It all started when she began researching her next book.
"How I ended up coming to it was an interest in the topic of luck and this question of how much of our lives do we actually control."
Someone told her that she should read about game theory; she picked up John Von Neumann's "Theory of Games and Economic Behavior" and she realized it was all based on the game of poker. And she thought, "This could be the book! Me going on leave from The New Yorker, just becoming a professional poker player and using poker as a metaphor for life."
It turned out to be not only a good idea for her book, but a profitable one.

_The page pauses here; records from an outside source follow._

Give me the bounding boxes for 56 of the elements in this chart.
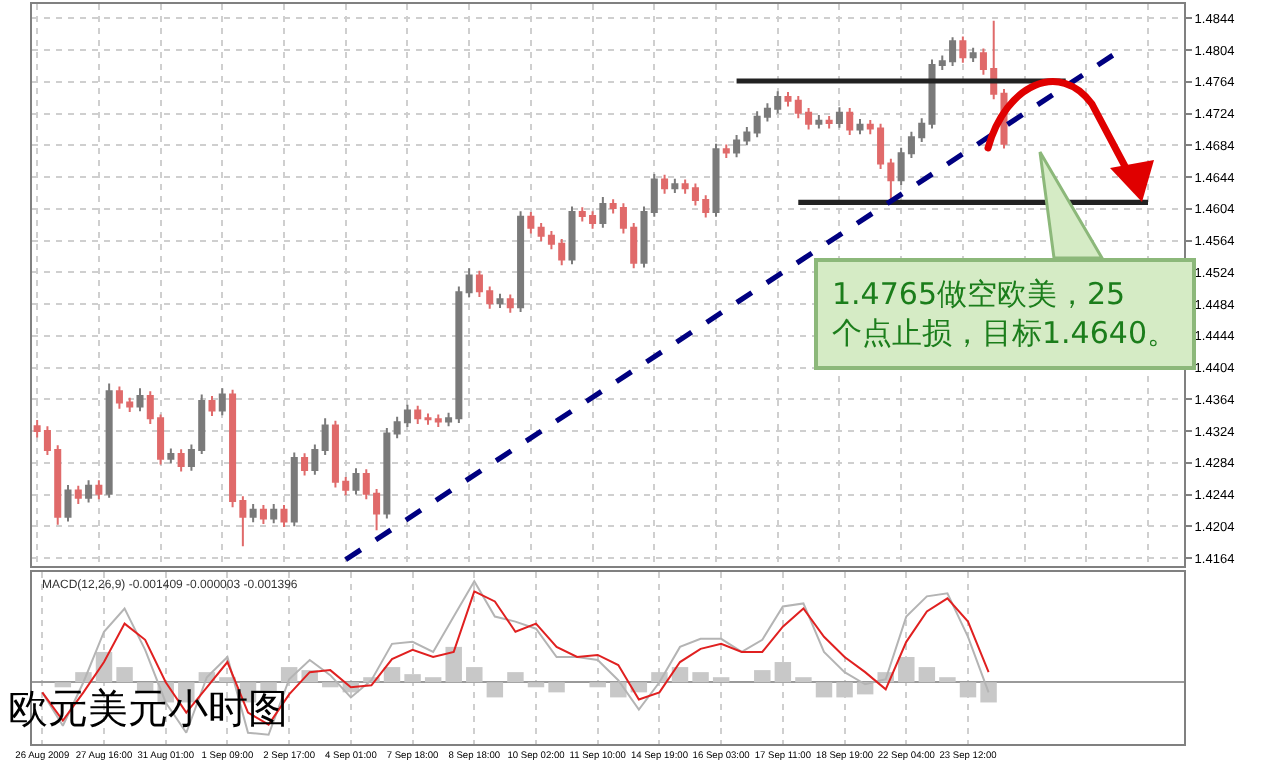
- candlestick: [835, 106, 843, 129]
- annotation: 1.4765做空欧美，25 个点止损，目标1.4640。: [832, 276, 1177, 351]
- candlestick: [712, 142, 720, 218]
- bar: [980, 682, 997, 703]
- bar: [671, 667, 689, 683]
- candlestick: [465, 267, 473, 298]
- bar: [918, 667, 936, 683]
- candlestick: [722, 143, 730, 159]
- candlestick: [825, 114, 833, 130]
- bar: [445, 646, 462, 683]
- candlestick: [167, 447, 175, 465]
- candlestick: [270, 503, 278, 525]
- candlestick: [671, 177, 679, 194]
- bar: [486, 682, 504, 698]
- bar: [815, 682, 833, 698]
- candlestick: [136, 387, 144, 413]
- candlestick: [249, 503, 257, 524]
- candlestick: [846, 106, 854, 136]
- candlestick: [85, 479, 93, 504]
- candlestick: [856, 118, 864, 136]
- bar: [548, 682, 565, 693]
- bar: [692, 672, 709, 683]
- bar: [116, 667, 133, 683]
- candlestick: [383, 426, 391, 520]
- candlestick: [290, 451, 298, 528]
- candlestick: [352, 467, 360, 496]
- candlestick: [95, 479, 103, 501]
- candlestick: [301, 452, 309, 477]
- bar: [610, 682, 627, 698]
- bar: [939, 677, 956, 683]
- bar: [754, 670, 771, 683]
- candlestick: [177, 448, 185, 473]
- candlestick: [969, 46, 977, 63]
- candlestick: [74, 484, 82, 506]
- candlestick: [517, 210, 525, 313]
- candlestick: [259, 503, 267, 525]
- bar: [795, 677, 812, 683]
- candlestick: [64, 484, 72, 523]
- candlestick: [815, 114, 823, 130]
- candlestick: [321, 417, 329, 456]
- candlestick: [568, 205, 576, 266]
- candlestick: [527, 210, 535, 235]
- bar: [507, 672, 524, 683]
- bar: [424, 677, 442, 683]
- candlestick: [280, 503, 288, 529]
- bar: [322, 682, 339, 688]
- candlestick: [959, 35, 967, 64]
- candlestick: [599, 195, 607, 229]
- candlestick: [208, 395, 216, 417]
- bar: [383, 667, 401, 683]
- candlestick: [496, 292, 504, 310]
- candlestick: [218, 387, 226, 417]
- candlestick: [661, 173, 669, 195]
- candlestick: [311, 443, 319, 476]
- candlestick: [506, 293, 514, 314]
- candlestick: [105, 382, 113, 499]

Konnikova is good.
"As of this week," she told Marketplace from her hotel room in Monte Carlo, "within the last year, I've won over $200,000."
She said this doesn't mean she's quitting writing.
"Writing is what I love ... it's been my lifelong passion since the age of 5 when I announced to my parents that I was going to be a writer when I grow up, and that's never going to change."
She's using her experience playing poker to explore the lessons it teaches about life. She says poker is a game of luck and skill.
"In life, we also always have cards that we can't control, but it's much more difficult to see that." As in poker, life "forces you to actually be able to distinguish between how good you are and how good you ran." A good run in poker, she explains, is when the cards go in your direction. "In any successful endeavor, be it in poker or in life, you need to play well, but you also need to run good."
And her previous writing also informs her current success in poker. Last year she published "The Confidence Game: Why We Fall for It ... Every Time." It's about con artists, and she's found parallels between that world and the world of professional poker.
"The best con artists are the best storytellers," she said. "And in poker, there's actually a lot of the same thing. When you are playing a hand, when you're playing your cards, you need to tell a good, compelling, consistent story." The best poker players spin such a good story that other players stop seeing the logical inconsistencies. And on the flip side, if a player can see the flaws in the story, then they're able to pick off those bluffs successfully.
It's impressive that Konnikova has any time to put pen to paper. She studies poker eight to nine hours a day and has played in over 20 tournaments in a year. She's currently at the European Poker Tour in Monte Carlo; each tour requires playing for 12 hours a day for about 10 days. At that rate, Konnikova's spent about 2,400 hours playing in poker tournaments in the past year.
"I've never done that math before," she said. "I did not know that I have spent that many hours of my life sitting at a poker table!"